Love seeing the healthy recipes chef! So many out there are all the same and unfortunately end up in the bland camp, nice to see a healthier recipe that’s not afraid to taste good
So I made these and I forgot to buy coco powder so I used a spoon full of Nutella instead, and it turned out perfectly. I made them a second time with coco powder and not as much of a fan. Fluffier? Yes. Healthier? Yeah Will I use coco powder the next time ..... nope. Also shout out to the best cooking channel on RU-vid 🤘🏼
I gave these a shot and they turned out pretty good! Nice texture, good chocolate flavor, and I'm going to assume they're healthy for me. I used a food processor instead of mixing because I'm lazy and there's no risk of gluten development, added vanilla (I agree it contributes nothing), and used unrefined coconut oil instead of the vegetable oil since John suggested it might add more flavor. And it did! A nice bit of coconut even though I didn't add a topping. One thing I did notice is that my batter came out thinner than what John was using. I used "Baker's Corner" Almond Flour from Aldi and it might have been a little bit coarser. I also didn't have a donut mold so I put them in a silicone muffin tin instead. It took a little longer but by keeping an eye on them and poking them with a stick I got them cooked through just fine. Dipping the top in molten chocolate is definitely the way to go. Great recipe!
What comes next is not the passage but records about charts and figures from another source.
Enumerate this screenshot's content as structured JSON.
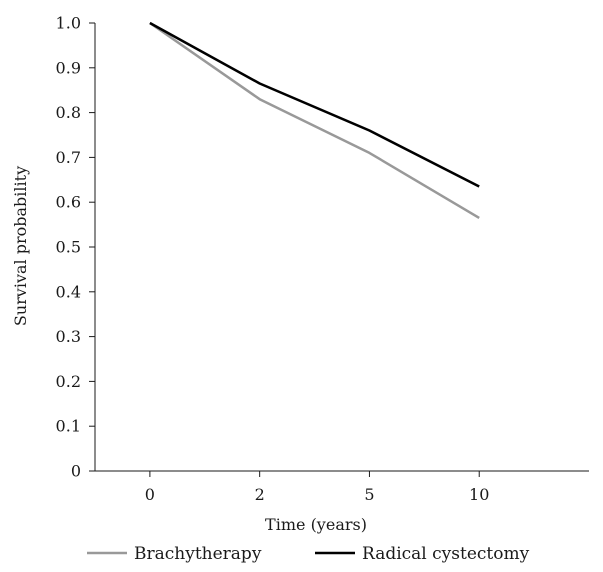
{
  "chart_data": {
    "type": "line",
    "xlabel": "Time (years)",
    "ylabel": "Survival probability",
    "categories": [
      "0",
      "2",
      "5",
      "10"
    ],
    "yticks": [
      "0",
      "0.1",
      "0.2",
      "0.3",
      "0.4",
      "0.5",
      "0.6",
      "0.7",
      "0.8",
      "0.9",
      "1.0"
    ],
    "ylim": [
      0,
      1.0
    ],
    "grid": false,
    "legend_position": "bottom",
    "series": [
      {
        "name": "Brachytherapy",
        "color": "#999999",
        "values": [
          1.0,
          0.83,
          0.71,
          0.565
        ]
      },
      {
        "name": "Radical cystectomy",
        "color": "#000000",
        "values": [
          1.0,
          0.865,
          0.76,
          0.635
        ]
      }
    ]
  }
}
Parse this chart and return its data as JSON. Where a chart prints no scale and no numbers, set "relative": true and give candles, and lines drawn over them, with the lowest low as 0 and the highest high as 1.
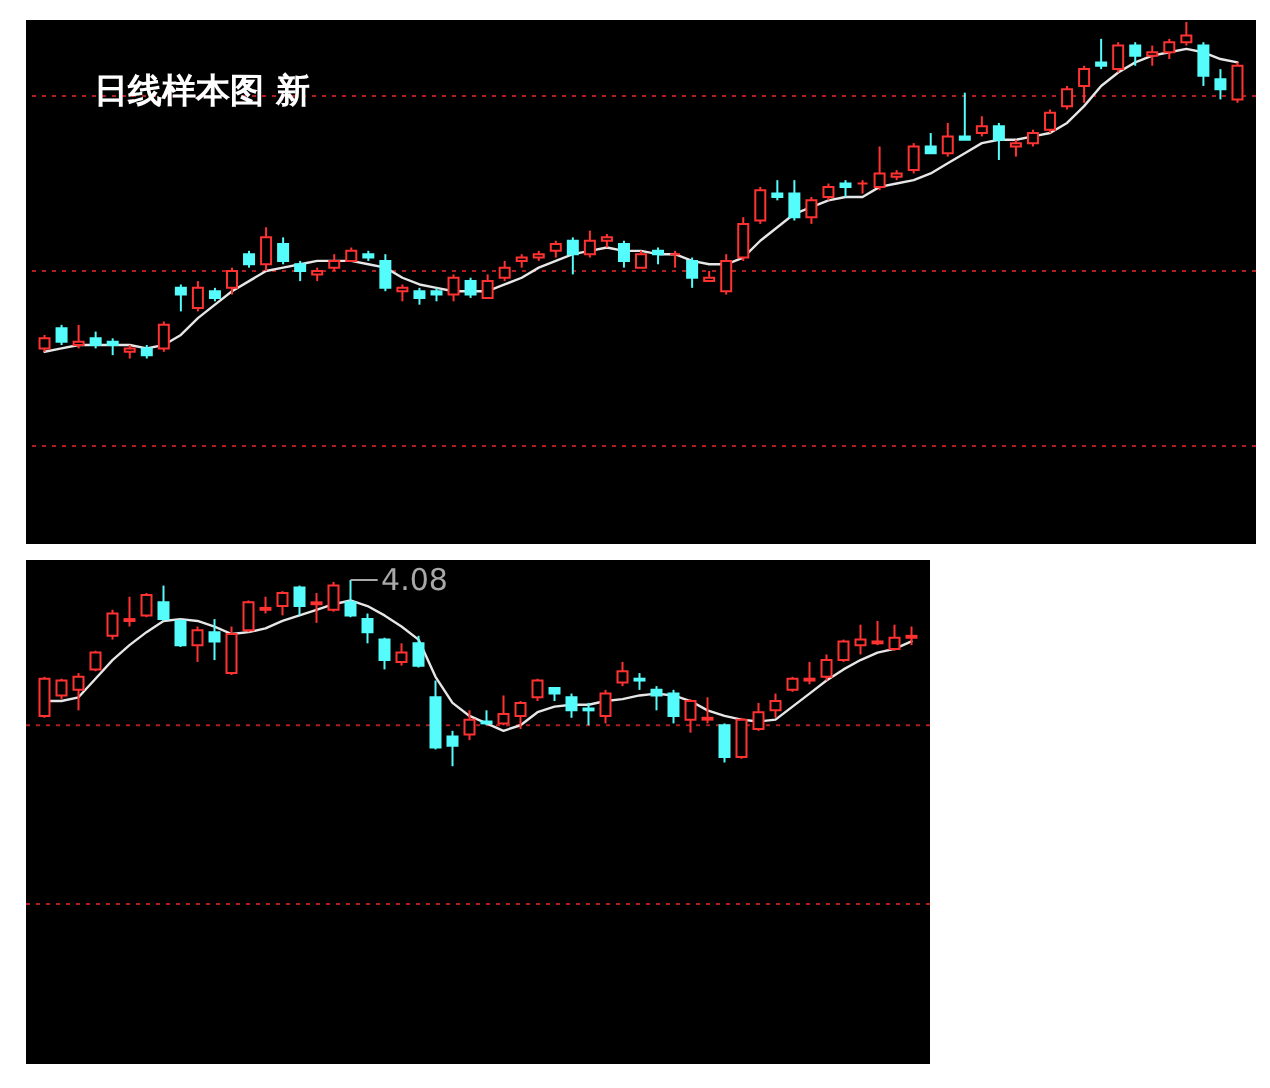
{
  "chart_data": [
    {
      "type": "candlestick",
      "title": "日线样本图 新",
      "relative": true,
      "tick_labels": false,
      "categories": [
        null,
        null,
        null,
        null,
        null,
        null,
        null,
        null,
        null,
        null,
        null,
        null,
        null,
        null,
        null,
        null,
        null,
        null,
        null,
        null,
        null,
        null,
        null,
        null,
        null,
        null,
        null,
        null,
        null,
        null,
        null,
        null,
        null,
        null,
        null,
        null,
        null,
        null,
        null,
        null,
        null,
        null,
        null,
        null,
        null,
        null,
        null,
        null,
        null,
        null,
        null,
        null,
        null,
        null,
        null,
        null,
        null,
        null,
        null,
        null,
        null,
        null,
        null,
        null,
        null,
        null,
        null,
        null,
        null,
        null,
        null
      ],
      "ohlc": [
        [
          0.03,
          0.07,
          0.02,
          0.06
        ],
        [
          0.09,
          0.1,
          0.04,
          0.05
        ],
        [
          0.04,
          0.1,
          0.03,
          0.05
        ],
        [
          0.06,
          0.08,
          0.03,
          0.04
        ],
        [
          0.05,
          0.06,
          0.01,
          0.04
        ],
        [
          0.02,
          0.04,
          0.0,
          0.03
        ],
        [
          0.03,
          0.04,
          0.0,
          0.01
        ],
        [
          0.03,
          0.11,
          0.02,
          0.1
        ],
        [
          0.21,
          0.22,
          0.14,
          0.19
        ],
        [
          0.15,
          0.23,
          0.14,
          0.21
        ],
        [
          0.2,
          0.21,
          0.17,
          0.18
        ],
        [
          0.21,
          0.27,
          0.19,
          0.26
        ],
        [
          0.31,
          0.32,
          0.27,
          0.28
        ],
        [
          0.28,
          0.39,
          0.26,
          0.36
        ],
        [
          0.34,
          0.36,
          0.28,
          0.29
        ],
        [
          0.28,
          0.29,
          0.23,
          0.26
        ],
        [
          0.25,
          0.27,
          0.23,
          0.26
        ],
        [
          0.27,
          0.31,
          0.26,
          0.29
        ],
        [
          0.29,
          0.33,
          0.29,
          0.32
        ],
        [
          0.31,
          0.32,
          0.29,
          0.3
        ],
        [
          0.29,
          0.31,
          0.2,
          0.21
        ],
        [
          0.2,
          0.22,
          0.17,
          0.21
        ],
        [
          0.2,
          0.21,
          0.16,
          0.18
        ],
        [
          0.2,
          0.21,
          0.17,
          0.19
        ],
        [
          0.19,
          0.25,
          0.17,
          0.24
        ],
        [
          0.23,
          0.24,
          0.18,
          0.19
        ],
        [
          0.18,
          0.25,
          0.18,
          0.23
        ],
        [
          0.24,
          0.29,
          0.23,
          0.27
        ],
        [
          0.29,
          0.31,
          0.27,
          0.3
        ],
        [
          0.3,
          0.32,
          0.29,
          0.31
        ],
        [
          0.32,
          0.35,
          0.3,
          0.34
        ],
        [
          0.35,
          0.36,
          0.25,
          0.31
        ],
        [
          0.31,
          0.38,
          0.3,
          0.35
        ],
        [
          0.35,
          0.37,
          0.33,
          0.36
        ],
        [
          0.34,
          0.35,
          0.27,
          0.29
        ],
        [
          0.27,
          0.32,
          0.27,
          0.31
        ],
        [
          0.32,
          0.33,
          0.28,
          0.31
        ],
        [
          0.31,
          0.32,
          0.27,
          0.31
        ],
        [
          0.29,
          0.3,
          0.21,
          0.24
        ],
        [
          0.23,
          0.26,
          0.23,
          0.24
        ],
        [
          0.2,
          0.31,
          0.19,
          0.29
        ],
        [
          0.3,
          0.42,
          0.29,
          0.4
        ],
        [
          0.41,
          0.51,
          0.4,
          0.5
        ],
        [
          0.49,
          0.53,
          0.47,
          0.48
        ],
        [
          0.49,
          0.53,
          0.41,
          0.42
        ],
        [
          0.42,
          0.48,
          0.4,
          0.47
        ],
        [
          0.48,
          0.52,
          0.47,
          0.51
        ],
        [
          0.52,
          0.53,
          0.48,
          0.51
        ],
        [
          0.52,
          0.53,
          0.49,
          0.52
        ],
        [
          0.51,
          0.63,
          0.5,
          0.55
        ],
        [
          0.54,
          0.56,
          0.53,
          0.55
        ],
        [
          0.56,
          0.64,
          0.55,
          0.63
        ],
        [
          0.63,
          0.67,
          0.61,
          0.61
        ],
        [
          0.61,
          0.7,
          0.6,
          0.66
        ],
        [
          0.66,
          0.79,
          0.65,
          0.65
        ],
        [
          0.67,
          0.72,
          0.66,
          0.69
        ],
        [
          0.69,
          0.7,
          0.59,
          0.65
        ],
        [
          0.63,
          0.65,
          0.6,
          0.64
        ],
        [
          0.64,
          0.68,
          0.63,
          0.67
        ],
        [
          0.68,
          0.74,
          0.67,
          0.73
        ],
        [
          0.75,
          0.81,
          0.74,
          0.8
        ],
        [
          0.81,
          0.87,
          0.76,
          0.86
        ],
        [
          0.88,
          0.95,
          0.86,
          0.87
        ],
        [
          0.86,
          0.94,
          0.85,
          0.93
        ],
        [
          0.93,
          0.94,
          0.87,
          0.9
        ],
        [
          0.9,
          0.93,
          0.87,
          0.91
        ],
        [
          0.91,
          0.95,
          0.89,
          0.94
        ],
        [
          0.94,
          1.0,
          0.93,
          0.96
        ],
        [
          0.93,
          0.94,
          0.81,
          0.84
        ],
        [
          0.83,
          0.86,
          0.77,
          0.8
        ],
        [
          0.77,
          0.88,
          0.76,
          0.87
        ]
      ],
      "colors": [
        "#ff3232",
        "#54fcfc",
        "#ff3232",
        "#54fcfc",
        "#54fcfc",
        "#ff3232",
        "#54fcfc",
        "#ff3232",
        "#54fcfc",
        "#ff3232",
        "#54fcfc",
        "#ff3232",
        "#54fcfc",
        "#ff3232",
        "#54fcfc",
        "#54fcfc",
        "#ff3232",
        "#ff3232",
        "#ff3232",
        "#54fcfc",
        "#54fcfc",
        "#ff3232",
        "#54fcfc",
        "#54fcfc",
        "#ff3232",
        "#54fcfc",
        "#ff3232",
        "#ff3232",
        "#ff3232",
        "#ff3232",
        "#ff3232",
        "#54fcfc",
        "#ff3232",
        "#ff3232",
        "#54fcfc",
        "#ff3232",
        "#54fcfc",
        "#ff3232",
        "#54fcfc",
        "#ff3232",
        "#ff3232",
        "#ff3232",
        "#ff3232",
        "#54fcfc",
        "#54fcfc",
        "#ff3232",
        "#ff3232",
        "#54fcfc",
        "#ff3232",
        "#ff3232",
        "#ff3232",
        "#ff3232",
        "#54fcfc",
        "#ff3232",
        "#54fcfc",
        "#ff3232",
        "#54fcfc",
        "#ff3232",
        "#ff3232",
        "#ff3232",
        "#ff3232",
        "#ff3232",
        "#54fcfc",
        "#ff3232",
        "#54fcfc",
        "#ff3232",
        "#ff3232",
        "#ff3232",
        "#54fcfc",
        "#54fcfc",
        "#ff3232"
      ],
      "series": [
        {
          "type": "line",
          "color": "#e6e6e6",
          "values": [
            0.02,
            0.03,
            0.04,
            0.04,
            0.04,
            0.04,
            0.03,
            0.04,
            0.07,
            0.12,
            0.16,
            0.2,
            0.23,
            0.26,
            0.27,
            0.28,
            0.29,
            0.29,
            0.29,
            0.28,
            0.27,
            0.24,
            0.22,
            0.21,
            0.2,
            0.2,
            0.2,
            0.22,
            0.24,
            0.27,
            0.29,
            0.31,
            0.32,
            0.33,
            0.32,
            0.32,
            0.31,
            0.31,
            0.29,
            0.28,
            0.28,
            0.3,
            0.35,
            0.39,
            0.43,
            0.45,
            0.47,
            0.48,
            0.48,
            0.51,
            0.52,
            0.53,
            0.55,
            0.58,
            0.61,
            0.64,
            0.65,
            0.65,
            0.66,
            0.67,
            0.7,
            0.75,
            0.81,
            0.85,
            0.88,
            0.9,
            0.91,
            0.92,
            0.91,
            0.89,
            0.88
          ]
        }
      ],
      "ref_lines": [
        {
          "axis": "y",
          "value": 0.78,
          "color": "#b01e1e",
          "line_style": "dotted"
        },
        {
          "axis": "y",
          "value": 0.26,
          "color": "#b01e1e",
          "line_style": "dotted"
        },
        {
          "axis": "y",
          "value": -0.26,
          "color": "#b01e1e",
          "line_style": "dotted"
        }
      ]
    },
    {
      "type": "candlestick",
      "relative": true,
      "tick_labels": false,
      "categories": [
        null,
        null,
        null,
        null,
        null,
        null,
        null,
        null,
        null,
        null,
        null,
        null,
        null,
        null,
        null,
        null,
        null,
        null,
        null,
        null,
        null,
        null,
        null,
        null,
        null,
        null,
        null,
        null,
        null,
        null,
        null,
        null,
        null,
        null,
        null,
        null,
        null,
        null,
        null,
        null,
        null,
        null,
        null,
        null,
        null,
        null,
        null,
        null,
        null,
        null,
        null,
        null
      ],
      "ohlc": [
        [
          0.27,
          0.48,
          0.26,
          0.47
        ],
        [
          0.38,
          0.47,
          0.36,
          0.46
        ],
        [
          0.41,
          0.5,
          0.3,
          0.48
        ],
        [
          0.52,
          0.62,
          0.51,
          0.61
        ],
        [
          0.7,
          0.84,
          0.68,
          0.82
        ],
        [
          0.78,
          0.91,
          0.75,
          0.79
        ],
        [
          0.81,
          0.93,
          0.8,
          0.92
        ],
        [
          0.88,
          0.97,
          0.78,
          0.79
        ],
        [
          0.78,
          0.79,
          0.64,
          0.65
        ],
        [
          0.65,
          0.75,
          0.56,
          0.73
        ],
        [
          0.72,
          0.79,
          0.57,
          0.67
        ],
        [
          0.5,
          0.75,
          0.49,
          0.71
        ],
        [
          0.73,
          0.89,
          0.72,
          0.88
        ],
        [
          0.84,
          0.91,
          0.82,
          0.85
        ],
        [
          0.86,
          0.94,
          0.81,
          0.93
        ],
        [
          0.96,
          0.97,
          0.81,
          0.86
        ],
        [
          0.87,
          0.93,
          0.77,
          0.88
        ],
        [
          0.84,
          0.99,
          0.83,
          0.97
        ],
        [
          0.88,
          1.0,
          0.8,
          0.81
        ],
        [
          0.79,
          0.82,
          0.66,
          0.72
        ],
        [
          0.68,
          0.69,
          0.52,
          0.57
        ],
        [
          0.56,
          0.66,
          0.54,
          0.61
        ],
        [
          0.66,
          0.7,
          0.53,
          0.54
        ],
        [
          0.37,
          0.46,
          0.09,
          0.1
        ],
        [
          0.16,
          0.19,
          0.0,
          0.11
        ],
        [
          0.17,
          0.3,
          0.14,
          0.25
        ],
        [
          0.24,
          0.3,
          0.22,
          0.23
        ],
        [
          0.23,
          0.38,
          0.22,
          0.28
        ],
        [
          0.27,
          0.35,
          0.2,
          0.34
        ],
        [
          0.37,
          0.47,
          0.35,
          0.46
        ],
        [
          0.42,
          0.42,
          0.35,
          0.39
        ],
        [
          0.37,
          0.39,
          0.26,
          0.3
        ],
        [
          0.31,
          0.34,
          0.22,
          0.3
        ],
        [
          0.27,
          0.41,
          0.23,
          0.39
        ],
        [
          0.45,
          0.56,
          0.43,
          0.51
        ],
        [
          0.47,
          0.5,
          0.41,
          0.46
        ],
        [
          0.41,
          0.43,
          0.3,
          0.38
        ],
        [
          0.39,
          0.41,
          0.23,
          0.27
        ],
        [
          0.25,
          0.36,
          0.18,
          0.35
        ],
        [
          0.25,
          0.37,
          0.23,
          0.26
        ],
        [
          0.22,
          0.23,
          0.02,
          0.05
        ],
        [
          0.05,
          0.26,
          0.04,
          0.25
        ],
        [
          0.2,
          0.34,
          0.19,
          0.29
        ],
        [
          0.3,
          0.39,
          0.26,
          0.35
        ],
        [
          0.41,
          0.48,
          0.4,
          0.47
        ],
        [
          0.46,
          0.56,
          0.44,
          0.47
        ],
        [
          0.48,
          0.6,
          0.46,
          0.57
        ],
        [
          0.57,
          0.68,
          0.56,
          0.67
        ],
        [
          0.65,
          0.76,
          0.6,
          0.68
        ],
        [
          0.66,
          0.78,
          0.65,
          0.67
        ],
        [
          0.63,
          0.76,
          0.62,
          0.69
        ],
        [
          0.69,
          0.75,
          0.65,
          0.7
        ]
      ],
      "colors": [
        "#ff3232",
        "#ff3232",
        "#ff3232",
        "#ff3232",
        "#ff3232",
        "#ff3232",
        "#ff3232",
        "#54fcfc",
        "#54fcfc",
        "#ff3232",
        "#54fcfc",
        "#ff3232",
        "#ff3232",
        "#ff3232",
        "#ff3232",
        "#54fcfc",
        "#ff3232",
        "#ff3232",
        "#54fcfc",
        "#54fcfc",
        "#54fcfc",
        "#ff3232",
        "#54fcfc",
        "#54fcfc",
        "#54fcfc",
        "#ff3232",
        "#54fcfc",
        "#ff3232",
        "#ff3232",
        "#ff3232",
        "#54fcfc",
        "#54fcfc",
        "#54fcfc",
        "#ff3232",
        "#ff3232",
        "#54fcfc",
        "#54fcfc",
        "#54fcfc",
        "#ff3232",
        "#ff3232",
        "#54fcfc",
        "#ff3232",
        "#ff3232",
        "#ff3232",
        "#ff3232",
        "#ff3232",
        "#ff3232",
        "#ff3232",
        "#ff3232",
        "#ff3232",
        "#ff3232",
        "#ff3232"
      ],
      "series": [
        {
          "type": "line",
          "color": "#e6e6e6",
          "values": [
            0.35,
            0.35,
            0.37,
            0.47,
            0.57,
            0.65,
            0.72,
            0.78,
            0.79,
            0.78,
            0.75,
            0.71,
            0.72,
            0.74,
            0.78,
            0.81,
            0.84,
            0.87,
            0.89,
            0.86,
            0.81,
            0.75,
            0.68,
            0.48,
            0.34,
            0.27,
            0.23,
            0.19,
            0.22,
            0.29,
            0.32,
            0.33,
            0.33,
            0.35,
            0.36,
            0.38,
            0.39,
            0.38,
            0.35,
            0.3,
            0.27,
            0.25,
            0.24,
            0.25,
            0.32,
            0.39,
            0.46,
            0.52,
            0.57,
            0.61,
            0.63,
            0.67
          ]
        }
      ],
      "ref_lines": [
        {
          "axis": "y",
          "value": 0.22,
          "color": "#b01e1e",
          "line_style": "dotted"
        },
        {
          "axis": "y",
          "value": -0.74,
          "color": "#b01e1e",
          "line_style": "dotted"
        }
      ],
      "annotations": [
        "4.08"
      ]
    }
  ]
}
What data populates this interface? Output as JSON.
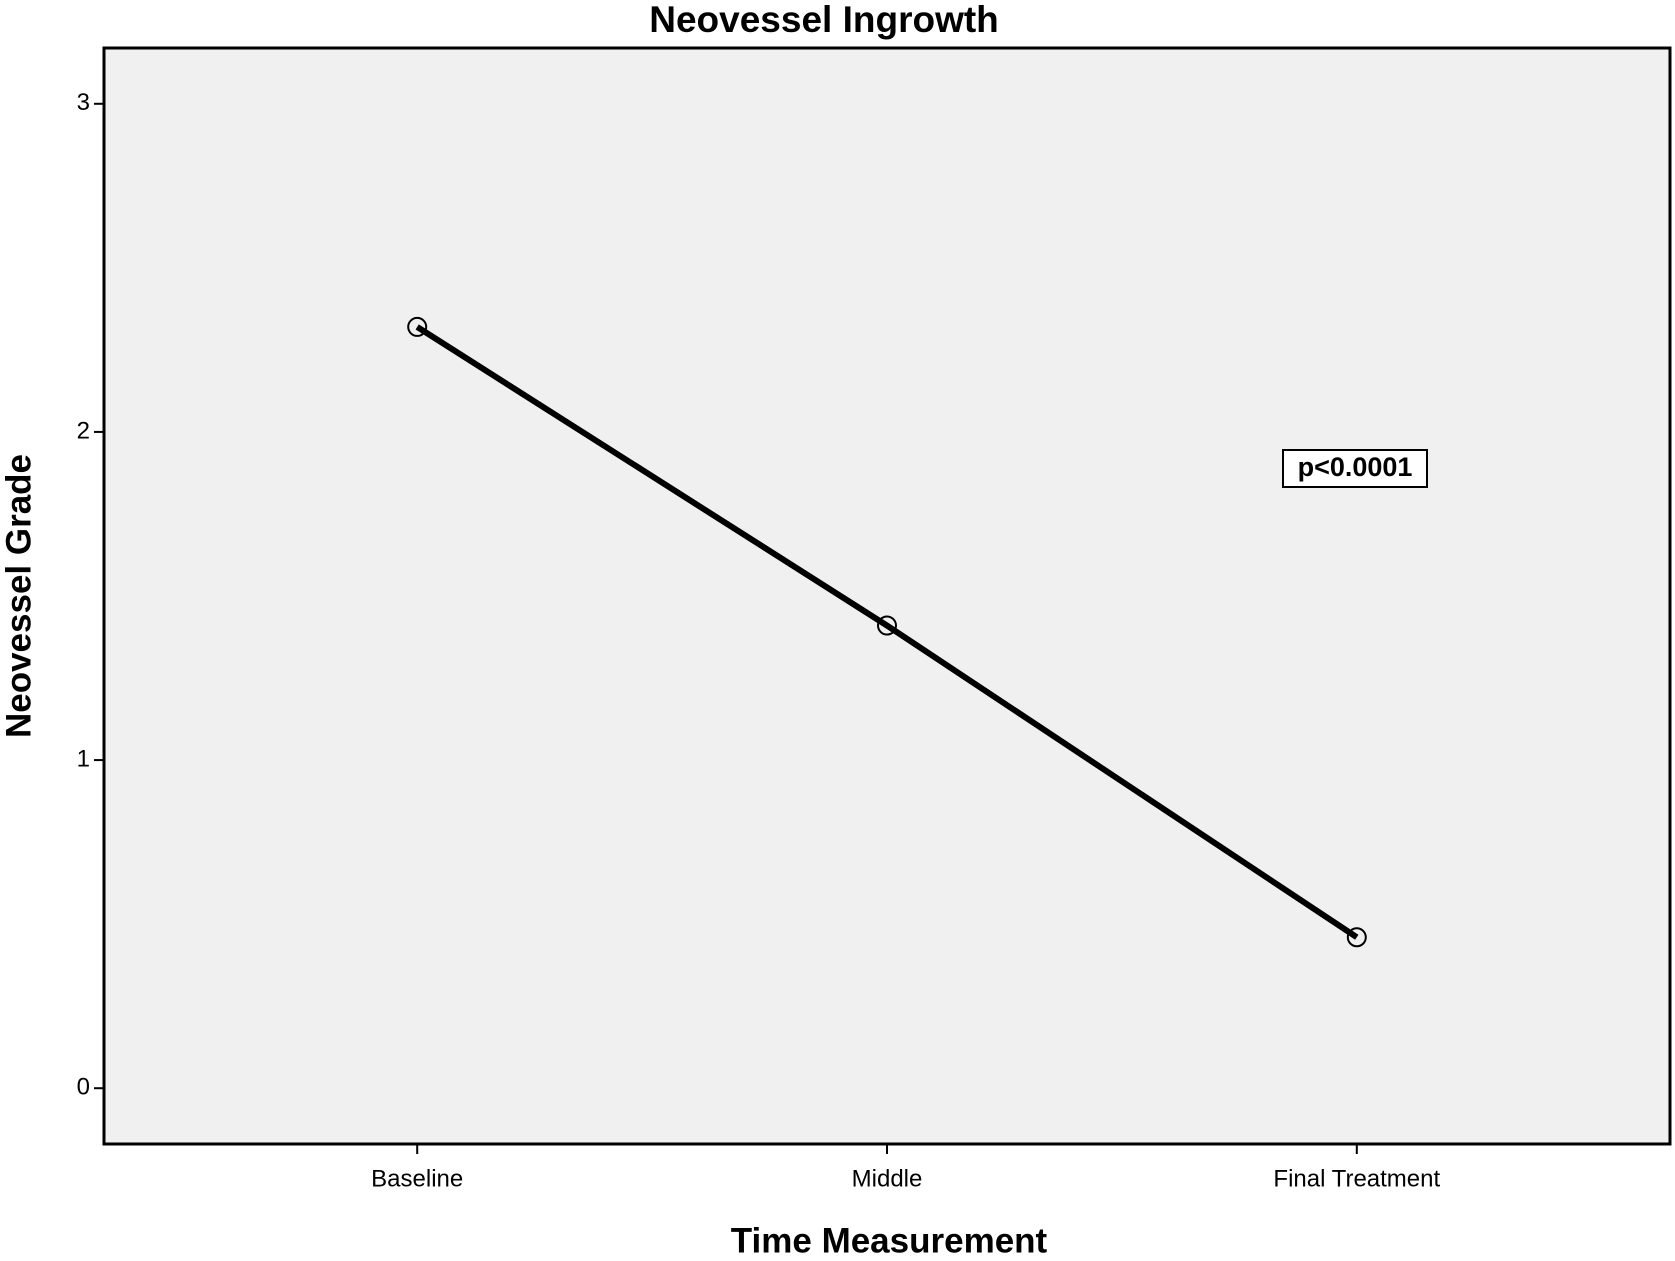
{
  "chart_data": {
    "type": "line",
    "title": "Neovessel Ingrowth",
    "x_label": "Time Measurement",
    "y_label": "Neovessel Grade",
    "categories": [
      "Baseline",
      "Middle",
      "Final Treatment"
    ],
    "series": [
      {
        "name": "Neovessel Grade",
        "color": "#000000",
        "values": [
          2.32,
          1.41,
          0.46
        ]
      }
    ],
    "ylim": [
      -0.17,
      3.17
    ],
    "yticks": [
      0,
      1,
      2,
      3
    ],
    "annotation": "p<0.0001",
    "background": "#f0f0f0",
    "grid": false
  }
}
In seeing Chef John's reflection off the oven when he is putting the tray in, I'm not sure what or why it is, but I'm kind of glad to see that it is John, not some minion, where Chef John just lends his voice to the video post production.
i almost didn't watch this, but i'm now glad i did! i don't eat donuts, but i might actually make these. i try to stay low carb, and only eat veg & lean protein (prolly doing it wrong should prolly have more fat) but i do consume some carbs. i would give this a go as a treat though.
Love that 'down by the river' reference. :) Lolling at 'covfefe'!! But I might have to agree with Michelle on the chocolate chips. Mini chocolate chips will solve that problem, tout de suite.
I bought the doughnut molds and made them once. They sucked because I did them wrong. After all, I'm the key proponent of my terrible doughnuts. So I'm going to try your method, it looks much better.